In Argentina they mix it with Coke and a squeeze of lemon over ice. If you go that route, be sure and use Mexican Coke, it's the original recipe.
Fergus Henderson has a drink that mixes it with creme de menthe, for over indulgence.
I always enjoy listening to to the reaction of the person sipping it for the first time, they always describe a different herb or smell. It's very fragrant and has a lot of ingredients.

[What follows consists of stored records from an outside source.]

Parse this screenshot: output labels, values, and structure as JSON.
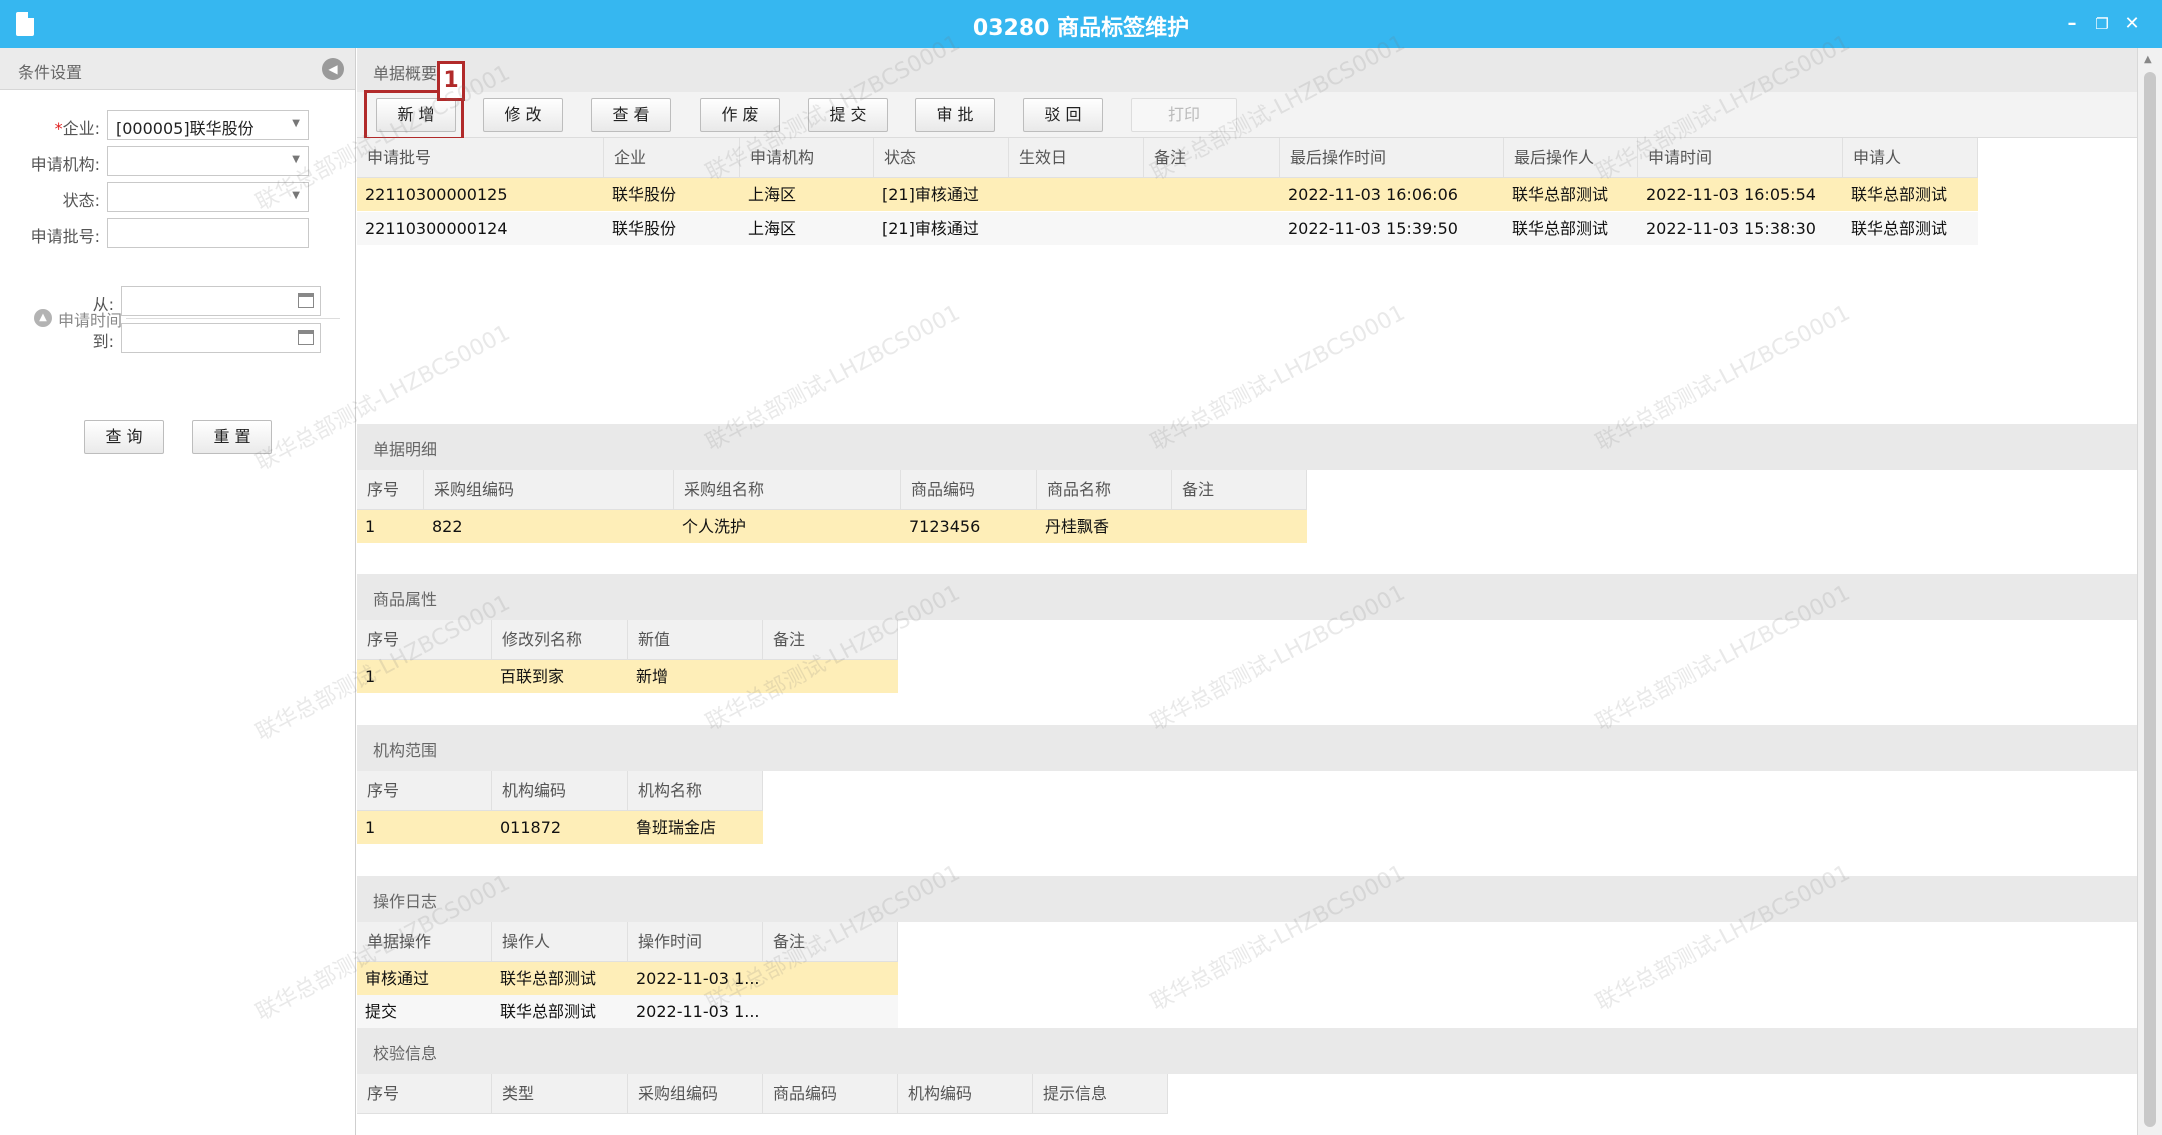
{
  "window": {
    "title": "03280 商品标签维护",
    "controls": {
      "minimize": "–",
      "restore": "❐",
      "close": "✕"
    }
  },
  "sidebar": {
    "title": "条件设置",
    "fields": {
      "company": {
        "label": "企业:",
        "required_mark": "*",
        "value": "[000005]联华股份"
      },
      "org": {
        "label": "申请机构:",
        "value": ""
      },
      "status": {
        "label": "状态:",
        "value": ""
      },
      "batch_no": {
        "label": "申请批号:",
        "value": ""
      }
    },
    "time_group": {
      "title": "申请时间",
      "from_label": "从:",
      "from_value": "",
      "to_label": "到:",
      "to_value": ""
    },
    "buttons": {
      "query": "查 询",
      "reset": "重 置"
    }
  },
  "summary": {
    "title": "单据概要",
    "toolbar": {
      "add": "新 增",
      "edit": "修 改",
      "view": "查 看",
      "void": "作 废",
      "submit": "提 交",
      "approve": "审 批",
      "reject": "驳 回",
      "print": "打印"
    },
    "annotation_number": "1",
    "columns": [
      "申请批号",
      "企业",
      "申请机构",
      "状态",
      "生效日",
      "备注",
      "最后操作时间",
      "最后操作人",
      "申请时间",
      "申请人"
    ],
    "rows": [
      [
        "22110300000125",
        "联华股份",
        "上海区",
        "[21]审核通过",
        "",
        "",
        "2022-11-03 16:06:06",
        "联华总部测试",
        "2022-11-03 16:05:54",
        "联华总部测试"
      ],
      [
        "22110300000124",
        "联华股份",
        "上海区",
        "[21]审核通过",
        "",
        "",
        "2022-11-03 15:39:50",
        "联华总部测试",
        "2022-11-03 15:38:30",
        "联华总部测试"
      ]
    ]
  },
  "detail": {
    "title": "单据明细",
    "columns": [
      "序号",
      "采购组编码",
      "采购组名称",
      "商品编码",
      "商品名称",
      "备注"
    ],
    "rows": [
      [
        "1",
        "822",
        "个人洗护",
        "7123456",
        "丹桂飘香",
        ""
      ]
    ]
  },
  "attributes": {
    "title": "商品属性",
    "columns": [
      "序号",
      "修改列名称",
      "新值",
      "备注"
    ],
    "rows": [
      [
        "1",
        "百联到家",
        "新增",
        ""
      ]
    ]
  },
  "org_scope": {
    "title": "机构范围",
    "columns": [
      "序号",
      "机构编码",
      "机构名称"
    ],
    "rows": [
      [
        "1",
        "011872",
        "鲁班瑞金店"
      ]
    ]
  },
  "log": {
    "title": "操作日志",
    "columns": [
      "单据操作",
      "操作人",
      "操作时间",
      "备注"
    ],
    "rows": [
      [
        "审核通过",
        "联华总部测试",
        "2022-11-03 1...",
        ""
      ],
      [
        "提交",
        "联华总部测试",
        "2022-11-03 1...",
        ""
      ]
    ]
  },
  "validation": {
    "title": "校验信息",
    "columns": [
      "序号",
      "类型",
      "采购组编码",
      "商品编码",
      "机构编码",
      "提示信息"
    ]
  },
  "watermark_text": "联华总部测试-LHZBCS0001",
  "colors": {
    "titlebar": "#36b7f0",
    "selected_row": "#feeeb8",
    "annotation": "#b12a2a"
  }
}
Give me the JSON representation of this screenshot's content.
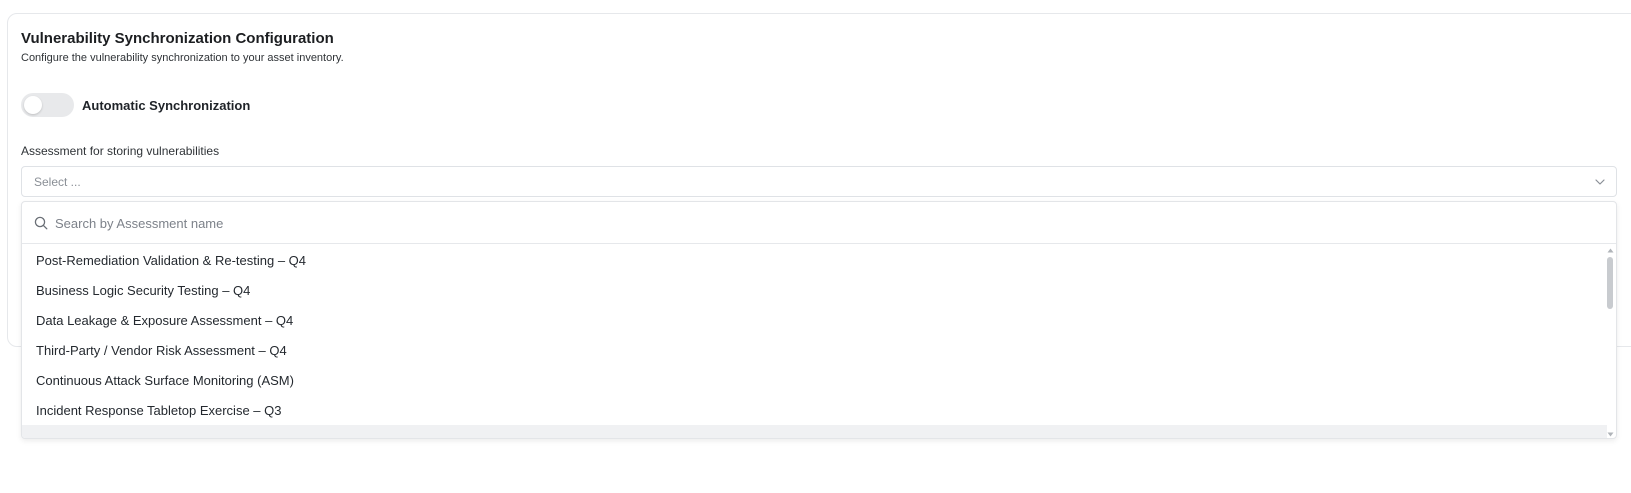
{
  "config": {
    "title": "Vulnerability Synchronization Configuration",
    "subtitle": "Configure the vulnerability synchronization to your asset inventory."
  },
  "auto_sync": {
    "label": "Automatic Synchronization",
    "enabled": false
  },
  "assessment_field": {
    "label": "Assessment for storing vulnerabilities",
    "placeholder": "Select ...",
    "search_placeholder": "Search by Assessment name",
    "options": [
      "Post-Remediation Validation & Re-testing – Q4",
      "Business Logic Security Testing – Q4",
      "Data Leakage & Exposure Assessment – Q4",
      "Third-Party / Vendor Risk Assessment – Q4",
      "Continuous Attack Surface Monitoring (ASM)",
      "Incident Response Tabletop Exercise – Q3"
    ]
  },
  "icons": {
    "search": "search-icon",
    "chevron": "chevron-down-icon",
    "scroll_up": "scroll-up-arrow-icon",
    "scroll_down": "scroll-down-arrow-icon"
  },
  "colors": {
    "toggle_off": "#e8e9eb",
    "border": "#dfe2e6",
    "text": "#1f2328",
    "muted": "#8a8f96"
  }
}
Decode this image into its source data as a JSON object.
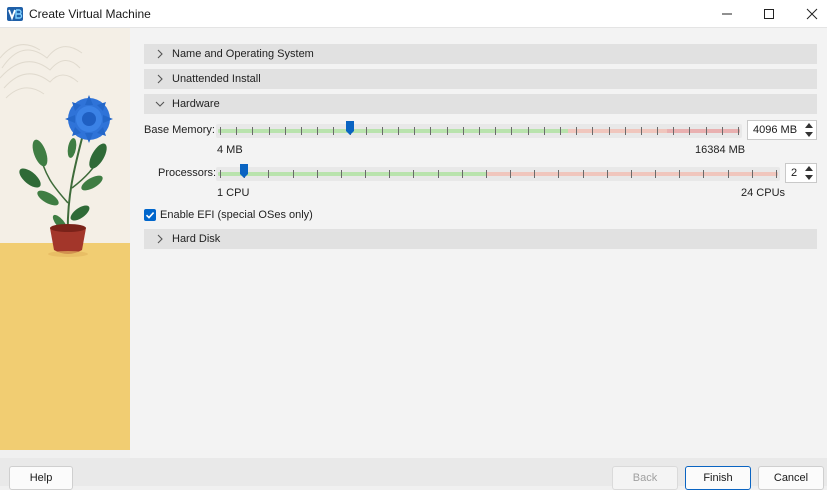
{
  "window": {
    "title": "Create Virtual Machine",
    "controls": [
      "minimize-icon",
      "maximize-icon",
      "close-icon"
    ]
  },
  "sections": {
    "name_os": {
      "label": "Name and Operating System",
      "expanded": false
    },
    "unattended": {
      "label": "Unattended Install",
      "expanded": false
    },
    "hardware": {
      "label": "Hardware",
      "expanded": true
    },
    "hard_disk": {
      "label": "Hard Disk",
      "expanded": false
    }
  },
  "hardware": {
    "base_memory": {
      "label": "Base Memory:",
      "value": "4096 MB",
      "min_label": "4 MB",
      "max_label": "16384 MB",
      "fraction": 0.25
    },
    "processors": {
      "label": "Processors:",
      "value": "2",
      "min_label": "1 CPU",
      "max_label": "24 CPUs",
      "fraction": 0.0435
    },
    "efi": {
      "label": "Enable EFI (special OSes only)",
      "checked": true
    }
  },
  "buttons": {
    "help": "Help",
    "back": "Back",
    "finish": "Finish",
    "cancel": "Cancel"
  },
  "colors": {
    "accent": "#0066cc",
    "slider_ok": "#b9e3ad",
    "slider_warn": "#f0c6bd",
    "section_bg": "#e1e1e1"
  }
}
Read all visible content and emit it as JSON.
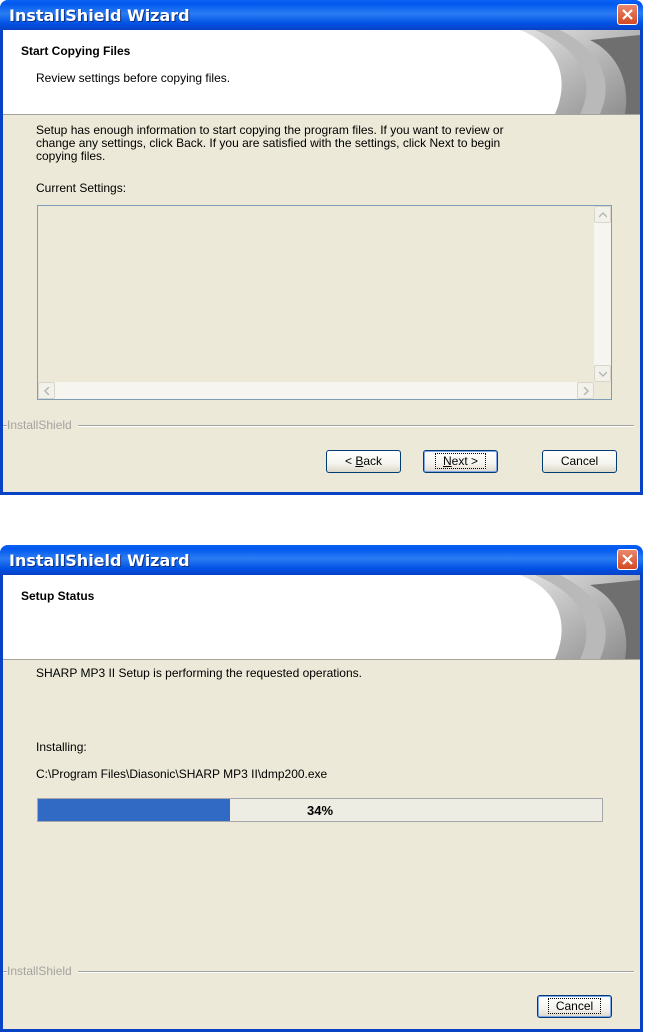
{
  "dialog1": {
    "title": "InstallShield Wizard",
    "header_title": "Start Copying Files",
    "header_subtitle": "Review settings before copying files.",
    "description": [
      "Setup has enough information to start copying the program files.  If you want to review or",
      "change any settings, click Back.  If you are satisfied with the settings, click Next to begin",
      "copying files."
    ],
    "current_settings_label": "Current Settings:",
    "current_settings_value": "",
    "brand": "InstallShield",
    "back_prefix": "< ",
    "back_key": "B",
    "back_rest": "ack",
    "next_key": "N",
    "next_rest": "ext >",
    "cancel_label": "Cancel"
  },
  "dialog2": {
    "title": "InstallShield Wizard",
    "header_title": "Setup Status",
    "status_text": "SHARP MP3 II Setup is performing the requested operations.",
    "installing_label": "Installing:",
    "installing_path": "C:\\Program Files\\Diasonic\\SHARP MP3 II\\dmp200.exe",
    "progress_percent": 34,
    "progress_label": "34%",
    "brand": "InstallShield",
    "cancel_label": "Cancel"
  },
  "colors": {
    "titlebar": "#0058ee",
    "dialog_bg": "#ece9d8",
    "progress_fill": "#316ac5",
    "close_button": "#d34a24"
  },
  "icons": [
    "close-icon",
    "scroll-up-icon",
    "scroll-down-icon",
    "scroll-left-icon",
    "scroll-right-icon",
    "header-swirl-graphic"
  ]
}
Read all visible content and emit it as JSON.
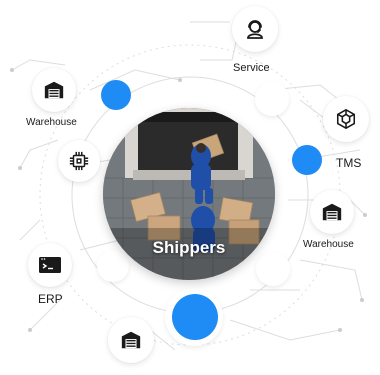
{
  "hub": {
    "title": "Shippers"
  },
  "nodes": {
    "service": {
      "label": "Service",
      "icon": "headset-agent-icon"
    },
    "warehouse_left": {
      "label": "Warehouse",
      "icon": "warehouse-icon"
    },
    "tms": {
      "label": "TMS",
      "icon": "cube-network-icon"
    },
    "chip": {
      "icon": "chip-icon"
    },
    "warehouse_right": {
      "label": "Warehouse",
      "icon": "warehouse-icon"
    },
    "erp": {
      "label": "ERP",
      "icon": "terminal-window-icon"
    },
    "warehouse_bottom": {
      "icon": "warehouse-icon"
    }
  },
  "colors": {
    "accent": "#1f8cf5",
    "lines": "#d8d8d8",
    "icon": "#1a1a1a"
  }
}
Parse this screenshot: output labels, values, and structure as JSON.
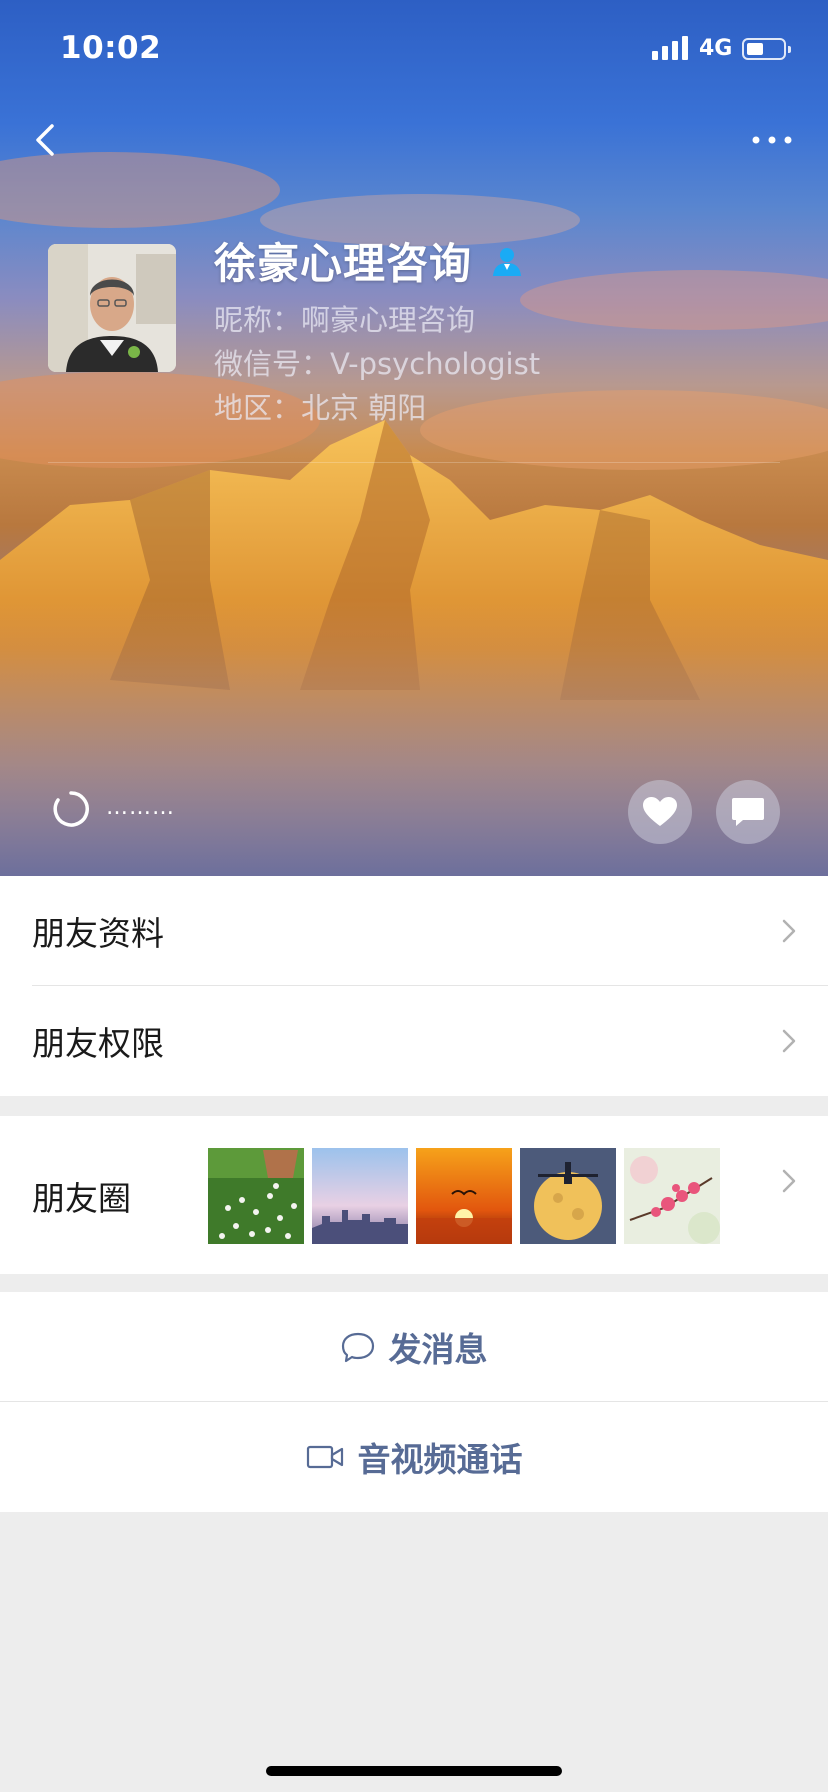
{
  "status_bar": {
    "time": "10:02",
    "network": "4G"
  },
  "profile": {
    "name": "徐豪心理咨询",
    "nickname": "昵称：啊豪心理咨询",
    "wechat_id": "微信号：V-psychologist",
    "region": "地区：北京 朝阳",
    "status_text": "………"
  },
  "menu": {
    "friend_info": "朋友资料",
    "friend_permissions": "朋友权限",
    "moments": "朋友圈"
  },
  "actions": {
    "send_message": "发消息",
    "video_call": "音视频通话"
  },
  "colors": {
    "link_blue": "#576b95",
    "verify_blue": "#1aabf5",
    "page_bg": "#ededed"
  },
  "icons": [
    "back-arrow-icon",
    "more-icon",
    "verified-badge-icon",
    "status-ring-icon",
    "heart-icon",
    "chat-bubble-icon",
    "chevron-right-icon",
    "message-bubble-icon",
    "video-camera-icon"
  ]
}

Let's hope Michael's having a great time and all is well. And that we get a real cocktail post soon. I needed a break from cocktail post last week, had way too much the week before. You know that song "I left my liver in San Francisco"...
karen downie makley
isn't it pronounced "crab BERL"??
Sigrid
You put the crabs in alive?
Susan
12-18 minutes is a long cooking time for sweet corn. Think it would work to toss the corn in halfway through the cooking time?
ruhlman
when i was a kid, the corn was not nearly so sweet and tender as it is to day and mom did boil it for 15-20 minutes. now our summer corn just needs to be heated a few minutes. but this is a one pot boil and my guess is, and I've seen this still done to day and many boils, everything gets thrown in at once, and forget about it till everything's done.
Jon
Part of the allure of cooking is surely the romantic aspects we conjure in our minds. For me one of the clearest and strongest food fantasies is the beach cookout. A beach setting, warm breeze, a waning sun, seafood boil, good friends, wine... picture perfect and a good time.